Abe, Modi to tackle B&R rival

By Yang Sheng Source:Global Times Published: 2017/9/13 23:48:39 Last Updated: 2017/9/14 0:30:51

‘Freedom Corridor’ remains a concept: expert

An Indian security personnel truck drives past a billboard displaying the images of Japanese Prime Minister Shinzo Abe (R) and Indian Prime Minister Narendra Modi ahead of a visit by Abe to Ahmedabad on Wednesday. The two are expected to discuss India's first bullet train. Photo: AFP

Discussions on further cooperation to provide a counterbalance to China's regional and global influence will top the agenda of talks between Japanese Prime Minister Shinzo Abe and Indian Prime Minister Narendra Modi, Chinese analysts said.

Abe arrived in Ahmedabad in the western Indian state of Gujarat and will stay until Thursday, a Japanese foreign ministry spokesman was quoted by the Xinhua News Agency as saying.

An initiative launched by Japan and India called "Freedom Corridor," designed to serve as a counterbalance to China's Belt and Road initiative, is expected to figure prominently in talks between Abe and Modi, said Hu Zhiyong, a research fellow at the Institute of International Relations of the Shanghai Academy of Social Sciences.

However, the Japanese-Indian initiative is just beginning. It is unlikely to reach the same level as the B&R, said Chu Yin, an associate professor at the University of International Relations.

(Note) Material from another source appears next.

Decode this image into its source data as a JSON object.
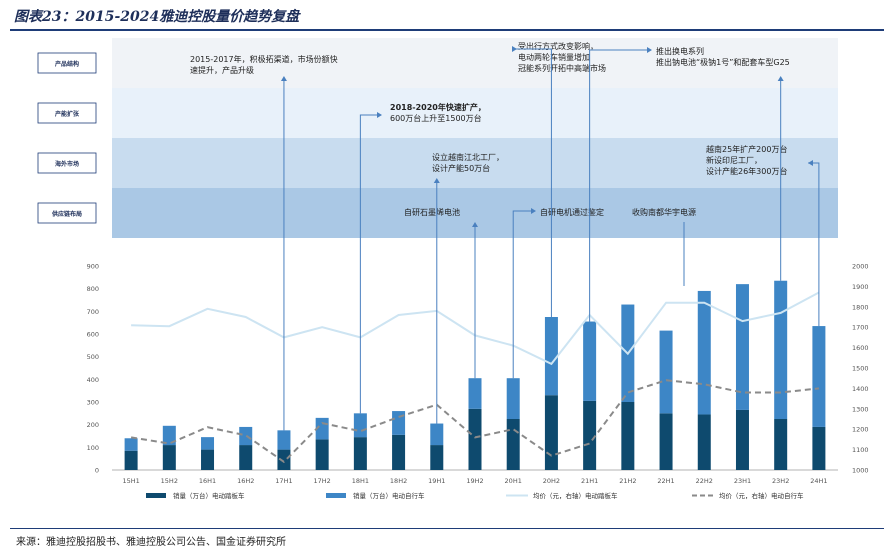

In May, when China was holding the Belt and Road Forum for International Cooperation in Beijing, Japan and India agreed to launch the Freedom Corridor.

India and Japan were "embarking on multiple infrastructure projects across Africa, Iran, Sri Lanka and Southeast Asia in what could be viewed as pushback against China's massive, unilateral infrastructure initiatives connecting it with Europe and Africa," and India conspicuously stayed away from the B&R initiative over strategic and security concerns, India's Economic Times said in May.

India said the China-Pakistan Economic Corridor, which passes through disputed Kashmir, is the reason why it opposes the B&R initiative. But India's real reason is it doesn't want to see China's influence in South Asia and refuses to open its domestic market to China, said Ye Hailin, director of the Chinese Academy of Social Sciences' National Institute of International Strategy.

"It is understandable for a weaker economy to be protectionist, and convincing India to join the B&R initiative is not China's mission. The initiative will move forward with or without India, and we welcome India but we can't decide for them," Ye said.

Unlike the B&R initiative, the Freedom Corridor remains at the conceptualization stage, Hu said. "The financial capacity of India and Japan is limited, and their economic conditions prevent them from making substantial overseas investments, and they have no financial institutions like the Asian Infrastructure Investment Bank."

"A key mission for Modi this time is to convince Abe to spend more money on the Freedom Corridor. Since they haven't begun, it is hard to compare their project with the B&R initiative, but it's quite clear that their project will be much smaller than the B&R initiative, assuming Japan and India can make it happen," Hu said.